Je hoche doucement la tête, les invitant à poursuivre leur récit.
- Shane avait une imagination débordante, enfant, démesurée même, reprend ma mère en se ressaisissant. Elle était à la fois sa meilleure et sa pire ennemie : d'un côté, elle lui permettait de s'évader, de ne jamais s'ennuyer enfant, parce qu'il s'inventait mille et un scénarii d'aventures ; mais d'un autre côté, elle le maintenait prisonnier de son angoisse... déclare-t-elle en perdant son sourire. Il faisait beaucoup de cauchemars, pleurait, les joues maculées de larmes à la nuit tombée, explique ma mère d'une voix chevrotante, happée par ses souvenirs.
- Il a fait pipi au lit jusqu'à l'âge de dix ans, ajoute mon père d'une voix atone.
Ma mère hoche lentement de la tête à ce souvenir, une ride profonde barrant son front.
- Vous n'êtes jamais allés consulter un psychologue ? demandé-je tout en fouillant dans ma mémoire à la recherche d'images fugaces de mon enfance.

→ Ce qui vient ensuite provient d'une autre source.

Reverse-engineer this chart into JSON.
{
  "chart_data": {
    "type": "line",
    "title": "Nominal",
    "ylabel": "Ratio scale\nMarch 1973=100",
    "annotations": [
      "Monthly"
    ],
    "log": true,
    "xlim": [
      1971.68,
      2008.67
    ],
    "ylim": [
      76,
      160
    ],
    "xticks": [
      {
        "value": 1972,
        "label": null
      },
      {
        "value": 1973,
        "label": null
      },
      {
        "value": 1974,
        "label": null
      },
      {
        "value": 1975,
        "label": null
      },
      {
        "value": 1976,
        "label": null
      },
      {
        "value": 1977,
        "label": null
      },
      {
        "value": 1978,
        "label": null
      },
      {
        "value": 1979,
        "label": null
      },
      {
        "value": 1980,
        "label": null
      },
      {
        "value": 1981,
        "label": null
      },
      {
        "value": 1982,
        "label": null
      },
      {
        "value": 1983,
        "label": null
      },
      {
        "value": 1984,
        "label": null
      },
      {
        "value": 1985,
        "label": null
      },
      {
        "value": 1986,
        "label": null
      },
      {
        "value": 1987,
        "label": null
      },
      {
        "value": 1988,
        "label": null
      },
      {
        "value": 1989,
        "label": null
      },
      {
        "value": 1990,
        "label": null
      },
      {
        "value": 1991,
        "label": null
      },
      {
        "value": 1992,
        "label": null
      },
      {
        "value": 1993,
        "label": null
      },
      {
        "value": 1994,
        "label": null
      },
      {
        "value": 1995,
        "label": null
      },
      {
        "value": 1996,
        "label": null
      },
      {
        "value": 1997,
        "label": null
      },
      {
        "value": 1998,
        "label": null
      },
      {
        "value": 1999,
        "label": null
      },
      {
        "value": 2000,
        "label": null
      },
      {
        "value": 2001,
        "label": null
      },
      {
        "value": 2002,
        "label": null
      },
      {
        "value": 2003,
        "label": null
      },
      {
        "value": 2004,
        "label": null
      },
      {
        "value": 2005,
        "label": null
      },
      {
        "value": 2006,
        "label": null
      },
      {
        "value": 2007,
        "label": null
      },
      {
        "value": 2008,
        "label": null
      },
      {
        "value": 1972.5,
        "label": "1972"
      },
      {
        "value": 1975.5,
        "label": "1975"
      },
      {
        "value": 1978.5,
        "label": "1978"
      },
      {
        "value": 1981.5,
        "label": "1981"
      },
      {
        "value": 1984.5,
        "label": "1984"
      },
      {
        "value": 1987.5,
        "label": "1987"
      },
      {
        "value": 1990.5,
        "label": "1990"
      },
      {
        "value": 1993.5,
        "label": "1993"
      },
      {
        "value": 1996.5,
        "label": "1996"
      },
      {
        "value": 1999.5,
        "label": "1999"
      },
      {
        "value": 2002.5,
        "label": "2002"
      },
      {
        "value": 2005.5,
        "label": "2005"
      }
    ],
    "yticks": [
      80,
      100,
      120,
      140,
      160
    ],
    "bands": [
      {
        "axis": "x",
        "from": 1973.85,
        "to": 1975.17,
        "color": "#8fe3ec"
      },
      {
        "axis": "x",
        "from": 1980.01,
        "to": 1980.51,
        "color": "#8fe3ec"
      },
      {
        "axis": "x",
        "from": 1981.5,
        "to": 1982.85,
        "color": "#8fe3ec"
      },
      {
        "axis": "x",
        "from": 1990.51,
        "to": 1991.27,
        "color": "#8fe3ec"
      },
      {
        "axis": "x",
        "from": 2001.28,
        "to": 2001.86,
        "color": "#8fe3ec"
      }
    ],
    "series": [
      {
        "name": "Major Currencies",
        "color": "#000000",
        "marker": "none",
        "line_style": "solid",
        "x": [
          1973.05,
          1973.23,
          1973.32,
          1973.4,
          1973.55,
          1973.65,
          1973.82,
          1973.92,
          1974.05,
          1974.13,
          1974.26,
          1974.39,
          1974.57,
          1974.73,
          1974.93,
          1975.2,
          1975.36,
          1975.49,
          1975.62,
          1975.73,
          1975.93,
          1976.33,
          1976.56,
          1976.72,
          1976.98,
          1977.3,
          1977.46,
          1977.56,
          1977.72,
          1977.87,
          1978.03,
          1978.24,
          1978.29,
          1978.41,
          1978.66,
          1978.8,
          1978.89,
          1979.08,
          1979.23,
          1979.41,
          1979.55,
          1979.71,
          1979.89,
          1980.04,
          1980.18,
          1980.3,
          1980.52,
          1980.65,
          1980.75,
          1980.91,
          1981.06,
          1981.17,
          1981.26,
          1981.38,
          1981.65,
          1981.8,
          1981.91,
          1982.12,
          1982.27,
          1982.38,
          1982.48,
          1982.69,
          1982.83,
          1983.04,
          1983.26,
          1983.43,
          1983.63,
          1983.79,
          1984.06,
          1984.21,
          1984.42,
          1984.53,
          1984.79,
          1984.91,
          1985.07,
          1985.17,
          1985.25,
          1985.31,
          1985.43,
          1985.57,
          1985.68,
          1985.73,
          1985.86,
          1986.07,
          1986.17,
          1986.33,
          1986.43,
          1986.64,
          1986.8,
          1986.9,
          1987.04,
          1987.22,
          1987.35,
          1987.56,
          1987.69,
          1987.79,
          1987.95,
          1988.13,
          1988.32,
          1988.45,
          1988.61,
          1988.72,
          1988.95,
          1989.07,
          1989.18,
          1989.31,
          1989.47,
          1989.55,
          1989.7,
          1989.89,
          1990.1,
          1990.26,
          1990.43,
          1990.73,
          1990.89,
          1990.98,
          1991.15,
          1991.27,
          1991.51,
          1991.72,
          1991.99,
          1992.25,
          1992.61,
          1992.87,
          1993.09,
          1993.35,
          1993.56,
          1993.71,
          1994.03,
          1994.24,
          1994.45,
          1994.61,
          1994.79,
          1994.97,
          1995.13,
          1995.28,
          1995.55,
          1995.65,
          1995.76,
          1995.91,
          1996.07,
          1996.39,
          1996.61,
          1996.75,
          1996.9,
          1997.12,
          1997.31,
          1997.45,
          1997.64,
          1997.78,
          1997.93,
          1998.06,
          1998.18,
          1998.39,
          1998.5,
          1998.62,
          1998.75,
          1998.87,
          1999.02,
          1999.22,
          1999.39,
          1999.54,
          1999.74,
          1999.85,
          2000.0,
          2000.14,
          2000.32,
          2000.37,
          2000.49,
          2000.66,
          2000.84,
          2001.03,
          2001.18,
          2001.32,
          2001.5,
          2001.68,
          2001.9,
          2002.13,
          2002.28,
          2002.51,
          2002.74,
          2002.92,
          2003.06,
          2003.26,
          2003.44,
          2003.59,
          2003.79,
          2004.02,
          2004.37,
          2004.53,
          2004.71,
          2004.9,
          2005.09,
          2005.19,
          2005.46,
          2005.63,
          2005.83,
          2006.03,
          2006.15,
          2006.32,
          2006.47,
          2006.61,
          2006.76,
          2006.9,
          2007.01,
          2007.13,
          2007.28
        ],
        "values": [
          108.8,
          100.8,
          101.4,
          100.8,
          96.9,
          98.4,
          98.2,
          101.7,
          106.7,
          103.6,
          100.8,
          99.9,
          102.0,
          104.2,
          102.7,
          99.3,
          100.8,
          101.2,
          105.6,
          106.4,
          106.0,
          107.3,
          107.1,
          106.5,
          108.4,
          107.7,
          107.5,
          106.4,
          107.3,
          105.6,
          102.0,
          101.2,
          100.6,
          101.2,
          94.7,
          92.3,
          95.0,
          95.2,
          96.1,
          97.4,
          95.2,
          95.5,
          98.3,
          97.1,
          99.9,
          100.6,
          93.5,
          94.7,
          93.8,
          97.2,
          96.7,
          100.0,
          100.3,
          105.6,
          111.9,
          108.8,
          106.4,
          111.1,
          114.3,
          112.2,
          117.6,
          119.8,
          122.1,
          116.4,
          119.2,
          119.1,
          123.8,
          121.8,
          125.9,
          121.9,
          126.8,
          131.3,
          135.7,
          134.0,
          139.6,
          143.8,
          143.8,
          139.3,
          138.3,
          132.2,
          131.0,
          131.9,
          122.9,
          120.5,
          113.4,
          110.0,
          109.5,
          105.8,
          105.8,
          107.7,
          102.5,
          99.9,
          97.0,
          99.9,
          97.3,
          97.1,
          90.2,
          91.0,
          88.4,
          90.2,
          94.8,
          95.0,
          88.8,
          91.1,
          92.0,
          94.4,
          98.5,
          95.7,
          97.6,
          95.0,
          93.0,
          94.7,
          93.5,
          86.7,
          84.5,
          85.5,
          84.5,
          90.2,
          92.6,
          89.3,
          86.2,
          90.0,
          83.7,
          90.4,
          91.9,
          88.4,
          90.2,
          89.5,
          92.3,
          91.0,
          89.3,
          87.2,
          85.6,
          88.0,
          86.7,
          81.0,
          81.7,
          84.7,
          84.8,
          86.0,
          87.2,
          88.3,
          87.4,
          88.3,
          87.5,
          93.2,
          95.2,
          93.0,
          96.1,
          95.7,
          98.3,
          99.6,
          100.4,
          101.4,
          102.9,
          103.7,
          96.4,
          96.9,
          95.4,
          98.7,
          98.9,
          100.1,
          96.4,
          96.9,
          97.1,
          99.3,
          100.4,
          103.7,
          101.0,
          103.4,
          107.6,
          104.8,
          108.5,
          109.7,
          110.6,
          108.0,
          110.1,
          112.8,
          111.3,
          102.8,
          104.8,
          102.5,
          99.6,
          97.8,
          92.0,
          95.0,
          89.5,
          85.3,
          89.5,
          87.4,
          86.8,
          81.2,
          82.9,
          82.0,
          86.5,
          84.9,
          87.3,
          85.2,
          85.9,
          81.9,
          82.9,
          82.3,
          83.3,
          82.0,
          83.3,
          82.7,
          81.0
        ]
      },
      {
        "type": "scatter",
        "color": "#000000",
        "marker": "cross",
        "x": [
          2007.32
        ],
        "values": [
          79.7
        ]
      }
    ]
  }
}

- Ça n'a pas été concluant, déclare sèchement mon père.
Je le regarde, interloquée.
- Il voulait que ton frère aille dans un centre psychiatrique pour enfants, explique-t-il sur un ton bourru en voyant mon air. J'ai refusé tout net.
Je me tourne vers ma mère, attendant son sentiment sur la question, mais elle n'ajoute rien. Ses épaules et sa mâchoire sont contractées, pourtant... Je n'insiste pas pour le moment, même si je sens qu'elle me cache quelque chose, et reprends le fil de la discussion.
- Et après ? relancé-je un peu abruptement en regardant mon père.
Un instant, son regard s'illumine pour la première fois depuis mon arrivée chez lui.
- Shane a découvert la natation synchronisée quand il avait neuf ou dix ans, et petit à petit, des progrès sont apparus. Il semblait plus calme quand il rentrait le soir à la maison, il me parlait de ses coéquipiers ainsi que des équipes adverses, dit mon père avec beaucoup d'entrain. Il a appris à gérer sa respiration et son tract... Il aimait ce qu'il faisait, et comme tu le sais il est devenu très bon.
C'est vrai, mon frère s'est illustré dans beaucoup de compétitions, allant jusqu'à remporter des trophées régionaux et nationaux. Une grande partie de ses récompenses sont encore présentes dans sa chambre à l'étage, ainsi que les coupures des journaux dans lesquelles Shane était mentionné et avait sa photo. L'eau semble avoir toujours été l'élément de mon frère ; lorsque j'allais le voir nager, j'étais impressionnée par sa vitesse et la grâce de ses mouvements toniques sous l'eau. Je me souviens m'être souvent cassée la voix en l'encourageant pendant ses rencontres inter-lycées.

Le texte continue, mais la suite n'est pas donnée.